In a past life, before I worked for Laminar Research, I was a plugin developer.  So I’ll admit up-front that I might be the most guilty individual when it comes to this particular problem: log spam.

What do I mean by log spam?  By log spam I mean printing information to Log.txt that isn’t necessary.

Log.txt exists so that we (and third party developers) can look at a single machine-generated file and get a strong idea of what a user did with X-Plane for diagnostic purposes.  Therefore log.txt needs to contain three kinds of information:

  1. Basic configuration information.  We print your graphics card, your OS, etc.  (In 10.30 we’ll even get your CPU type right on OS X. 🙂  It’s more reliable to log this than to send a user into ten different control panels to gather information.
  2. Very basic event logging, e.g. what did the user do?  Where did he start his airplane, what scenery was loaded.
  3. All abnormal conditions, including error alerts that came up.

In particular, what we do not need to do is log the detailed blow-by-blow progress of loading in excruciating detail.

If I may use my own sins as an example, older versions of XSquawkBox shipped with debug code on that dumped the contents of its entire ICAO dictionary – thousands of lines of text.  This information isn’t configuration (it’s not unique to particular installs), it isn’t an event – it is part of the event of loading XSquawkBox, and its not an error condition. What a mess!  (Fortunately Wade has fixed this and turned such logging off in the newest XSB betas.)
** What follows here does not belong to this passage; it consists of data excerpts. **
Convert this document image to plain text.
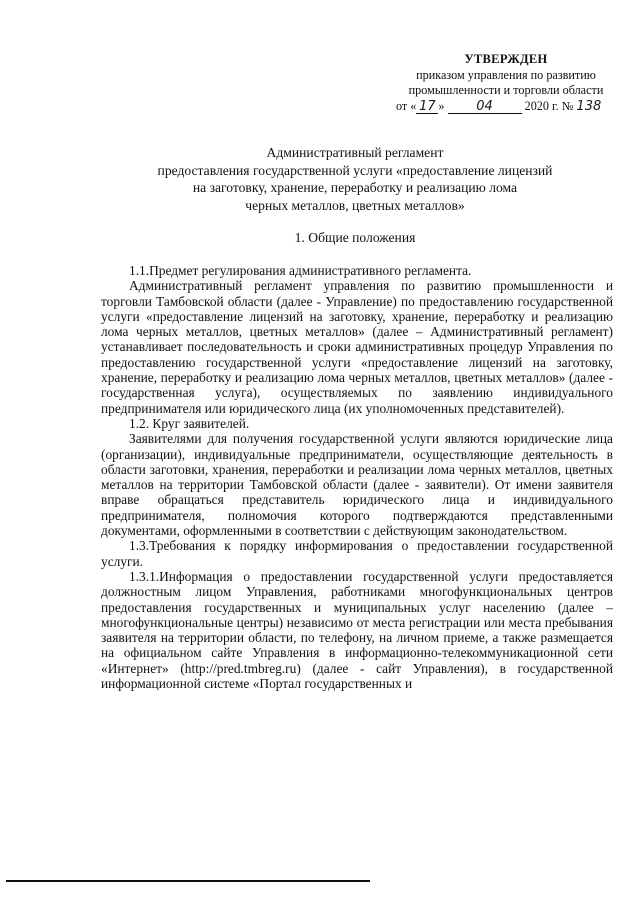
УТВЕРЖДЕН
приказом управления по развитию
промышленности и торговли области
от « 17 » 04	2020 г. № 138
Административный регламент
предоставления государственной услуги «предоставление лицензий
на заготовку, хранение, переработку и реализацию лома
черных металлов, цветных металлов»
1. Общие положения

1.1.Предмет регулирования административного регламента.

Административный регламент управления по развитию промышленности и торговли Тамбовской области (далее - Управление) по предоставлению государственной услуги «предоставление лицензий на заготовку, хранение, переработку и реализацию лома черных металлов, цветных металлов» (далее – Административный регламент) устанавливает последовательность и сроки административных процедур Управления по предоставлению государственной услуги «предоставление лицензий на заготовку, хранение, переработку и реализацию лома черных металлов, цветных металлов» (далее - государственная услуга), осуществляемых по заявлению индивидуального предпринимателя или юридического лица (их уполномоченных представителей).

1.2. Круг заявителей.

Заявителями для получения государственной услуги являются юридические лица (организации), индивидуальные предприниматели, осуществляющие деятельность в области заготовки, хранения, переработки и реализации лома черных металлов, цветных металлов на территории Тамбовской области (далее - заявители). От имени заявителя вправе обращаться представитель юридического лица и индивидуального предпринимателя, полномочия которого подтверждаются представленными документами, оформленными в соответствии с действующим законодательством.

1.3.Требования к порядку информирования о предоставлении государственной услуги.

1.3.1.Информация о предоставлении государственной услуги предоставляется должностным лицом Управления, работниками многофункциональных центров предоставления государственных и муниципальных услуг населению (далее – многофункциональные центры) независимо от места регистрации или места пребывания заявителя на территории области, по телефону, на личном приеме, а также размещается на официальном сайте Управления в информационно-телекоммуникационной сети «Интернет» (http://pred.tmbreg.ru) (далее - сайт Управления), в государственной информационной системе «Портал государственных и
Programmers write this kind of logging code to help trace program execution, but it’s important to turn it off – if we don’t, the log files get so verbose that everyone spends a ton of time just fishing through ten tons of junk.

Some more guidelines:

  • Log the presence of files or sub-modules that are user-configurable, but do so briefly.  It’s reasonable for SASL or Gizmo to list scripts that do not come with the base package, or for XSquawkBox or Pilots Edge to list CSLs found.  (This information lets a developer see what a user has done to modify the plugin.)
  • Don’t log the presence of required files unless an error condition occurs.  An empty log can simply mean “everything went okay.”  (The sim will already confirm successful plugin loading on a per-plugin basis.)
  • Log rare events, e.g. a flight starting, a network connection being opened.  Don’t log events that occur at high frequency, like receipt of a single network packet.

X-Plane is guilty of log-spam too; I’m slowly trying to cut down on this.  For example, spurious autogen-tree warnings are now gone from the log in 10.25r1.

Support Debugging

Sometimes you need all of that logging.  My suggestion is: if your add-on is complicated, make a specific interface to get verbose diagnostics that users can turn on as needed.  For example, X-Plane has an option in “operations and warnings” to dump verbose play-by-play network data to Log.txt.  When you enable this, you can get a ton of information about network operations, but the log will also be totally over-run.  The option is meant only for developers who are integrating with X-Plane’s UDP networking, and thus it has to be turned on by hand.

The OBJ engine actually also has such a trick – if you put the single word DEBUG (all caps) at the end of your .obj file, the entire OBJ contents will be output in detail to Log.txt.  Again, this is a ton of information, available when needed, but off by default.

You can support verbose logging in your add-on with a script variable, a dataref, a change to a preferences file.  Pick an easy mechanism, so that you can have users turn on verbose logging only when they need it.

Not Everyone Has Grep

Finally, a quick aside to my fellow professional programmers.  You might be rolling your eyes and going: “Ben you idiot, it’s easy to filter the log.  Everyone should just prefix their log entry and use grep.”

If we were all programmers, I would agree 100%.  But please understand that aircraft and scenery authors have to look through the log to get diagnostic information about art-asset problems, and this is an audience that is sometimes not comfortable with command-line tools, huge 25MB text files, massive amount of text, etc. So we are trying to keep the log.txt more human-readable than, for example, dmesg on Linux.

About Ben Supnik

Ben is a software engineer who works on X-Plane; he spends most of his days drinking coffee and swearing at the computer -- sometimes at the same time.

5 comments on “Let’s All Try to Fight Log Spam

  1. Roger that.

    Guilty as charged. Many are there because in the heat and euphoria of the debugging moment I forget to remove them. 😉 Others are very valuable.

    Blue side up,
    Bob

  2. I’d like the option to turn off scenery related logs when coding sasl. Even better if sasl had an option to write its own log file. User choice is always good.

    1. The SASL devs should create their own logging facility – that’s not up to the sim.

      No way to turn the log off but we ARE trying to switch to the Linux-style log, e.g.

      E/OBJ: bla bla bla

      The idea is that you can use ‘grep’ to rapidly filter the log for just what you want.